I am not a professional chef or cook, though I've paid their tuition a couple of times! :) I appreciate J Reyes expert advice. I like the Victorinox as a good balance of function versus price. Hanging out in the Philippines for the last few years, I see a ton of very very cheap knives as the only thing available to most cooks and chefs here. Very few make enough to step up in quality and those that do have to pay a big premium in price.

I wish I could have my bro-n-law work with you some J, I am sure his knife skills would benefit tremendously. He used our small 10 inch slicer to cut bacon both thick and thin. We have taken the skin off a pork belly and shoulder many times here. It can be done with almost any sharp knife, but a longer slicer would be handy for that when there are two people doing the slabs of pork belly.

I keep trying to teach my family the "pinch". Mixed success, but at least they aren't putting their index finger on the top of the blade anymore. Heh heh!
Chris may want to move this post to the Kitchen Gadget forum. One of the challenges with the Victorinox Fibrox line is the big finger guard at the handle. For example with the Slicer in the link above the finger guard will prevent the blade near the handle from contacting the board. So it is OK for slicing breast pieces off a whole turkey (no board contact) but when it comes to getting a clean cut (like a brisket slices) where you may want the entire the blade to contact the board ... it is not ideal.
About two seconds on a bench grinder (very carefully - it's a knife, remember) will remove the excess plastic finger guard. If I had the Victorinox slicer that's how I would solve the problem.
Hey TJ, I've been in the market for some BBQ knives as well. From what little research I have done, the Victorinox that you are looking at is an excellent blade. I have had my eye on it as well. I did come across a set from the Texas BBQ Rub website. I know it's twice as much as the Victorinox blade, but you do get three different knives. I would say more knives equal more options, but that's just me. Good luck on your search, and let us know what you get. :)


Tommy the set above includes a knife that really has little practical use... the 6 inch Chef's knife .. most people who know how to use a Chef's knife will tell you that anything under 8 inches is not practical for how it should be used as all purpose knife from slicing watermelons, rock chopping veggies, and some meat work.

A 10 inch Chef's knife like a Victorinox, Dexter Rusell, etc. is a good all purpose knife. Like the F-150 of knives type of versatility. Not very sexy but it can do a little of everything.

I have the Victorinox/Forschner Rosewood handle version ... but may upgrade to a different knife .. something like this Kai Seki (in 9.5 inch version) or perhaps a Richmond Artifex.

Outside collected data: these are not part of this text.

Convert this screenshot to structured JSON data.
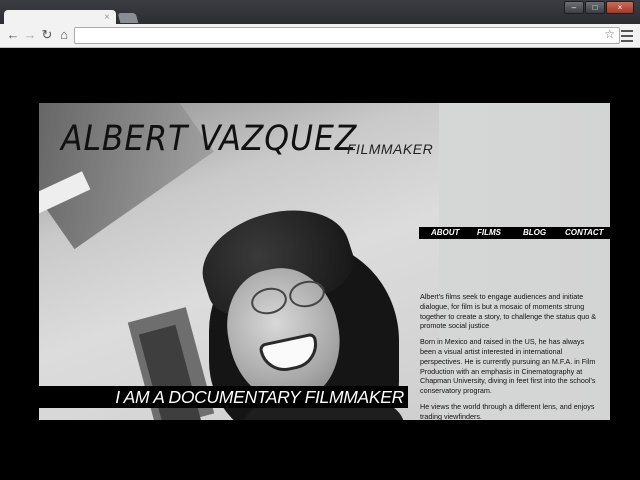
{
  "browser": {
    "tab_close_glyph": "×",
    "back_glyph": "←",
    "forward_glyph": "→",
    "reload_glyph": "↻",
    "home_glyph": "⌂",
    "star_glyph": "☆",
    "address_value": "",
    "window_minimize": "–",
    "window_maximize": "□",
    "window_close": "×"
  },
  "site": {
    "name": "ALBERT VAZQUEZ",
    "role": "FILMMAKER",
    "nav": [
      "ABOUT",
      "FILMS",
      "BLOG",
      "CONTACT"
    ],
    "bio": [
      "Albert's films seek to engage audiences and initiate dialogue, for film is but a mosaic of moments strung together to create a story, to challenge the status quo & promote social justice",
      "Born in Mexico and raised in the US, he has always been a visual artist interested in international perspectives. He is currently pursuing an M.F.A. in Film Production with an emphasis in Cinematography at Chapman University, diving in feet first into the school's conservatory program.",
      "He views the world through a different lens, and enjoys trading viewfinders."
    ],
    "banner": "I AM A DOCUMENTARY FILMMAKER"
  },
  "colors": {
    "page_background": "#000000",
    "site_background": "#d3d4d4",
    "nav_bar": "#000000",
    "nav_text": "#ffffff"
  }
}
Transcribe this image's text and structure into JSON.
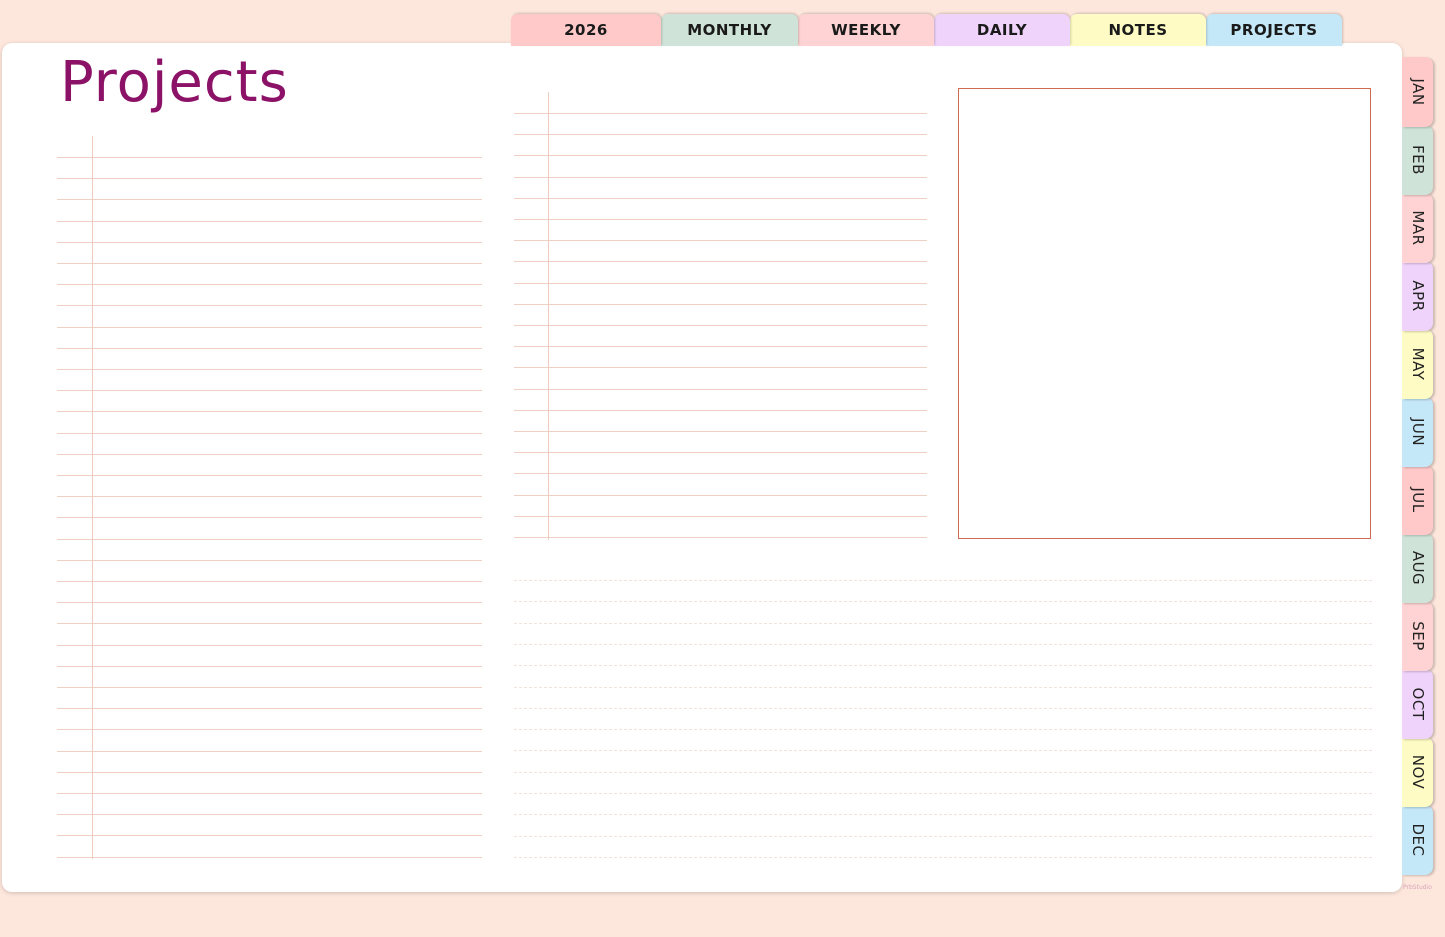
{
  "top_tabs": [
    {
      "label": "2026",
      "color": "#ffc9c9"
    },
    {
      "label": "MONTHLY",
      "color": "#cfe3d8"
    },
    {
      "label": "WEEKLY",
      "color": "#ffd3d3"
    },
    {
      "label": "DAILY",
      "color": "#efd3fb"
    },
    {
      "label": "NOTES",
      "color": "#fefcc4"
    },
    {
      "label": "PROJECTS",
      "color": "#c5e8f8"
    }
  ],
  "page": {
    "title": "Projects",
    "title_color": "#8b1266",
    "credit": "PrbStudio"
  },
  "colors": {
    "background": "#fde6dc",
    "line": "#f0cfc4",
    "box_border": "#cf6b4f"
  },
  "month_tabs": [
    {
      "label": "JAN",
      "color": "#ffc9c9"
    },
    {
      "label": "FEB",
      "color": "#cfe3d8"
    },
    {
      "label": "MAR",
      "color": "#ffd3d3"
    },
    {
      "label": "APR",
      "color": "#efd3fb"
    },
    {
      "label": "MAY",
      "color": "#fefcc4"
    },
    {
      "label": "JUN",
      "color": "#c5e8f8"
    },
    {
      "label": "JUL",
      "color": "#ffc9c9"
    },
    {
      "label": "AUG",
      "color": "#cfe3d8"
    },
    {
      "label": "SEP",
      "color": "#ffd3d3"
    },
    {
      "label": "OCT",
      "color": "#efd3fb"
    },
    {
      "label": "NOV",
      "color": "#fefcc4"
    },
    {
      "label": "DEC",
      "color": "#c5e8f8"
    }
  ]
}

Besides a Chef's knife most people recommend a serrated bread knife, followed by a paring knife... these three knives are considered the core of a knife set.. beyond these three are whatever you need for your specific uses. For example if you break down a lot of meats then a Boning or Breaking knife maybe useful. Slicing large cuts of meat then the Slicer or Carving knife, etc.

Since the Chef's knife is what most people use perhaps 80%+ of the time then it makes sense to spend most of one's budget on this one knife vesrsus the lessor used knives.

In any case learn to use a Pinch Grip and learn if you need to .. how to maintain and sharpen and your set should last you a very long time.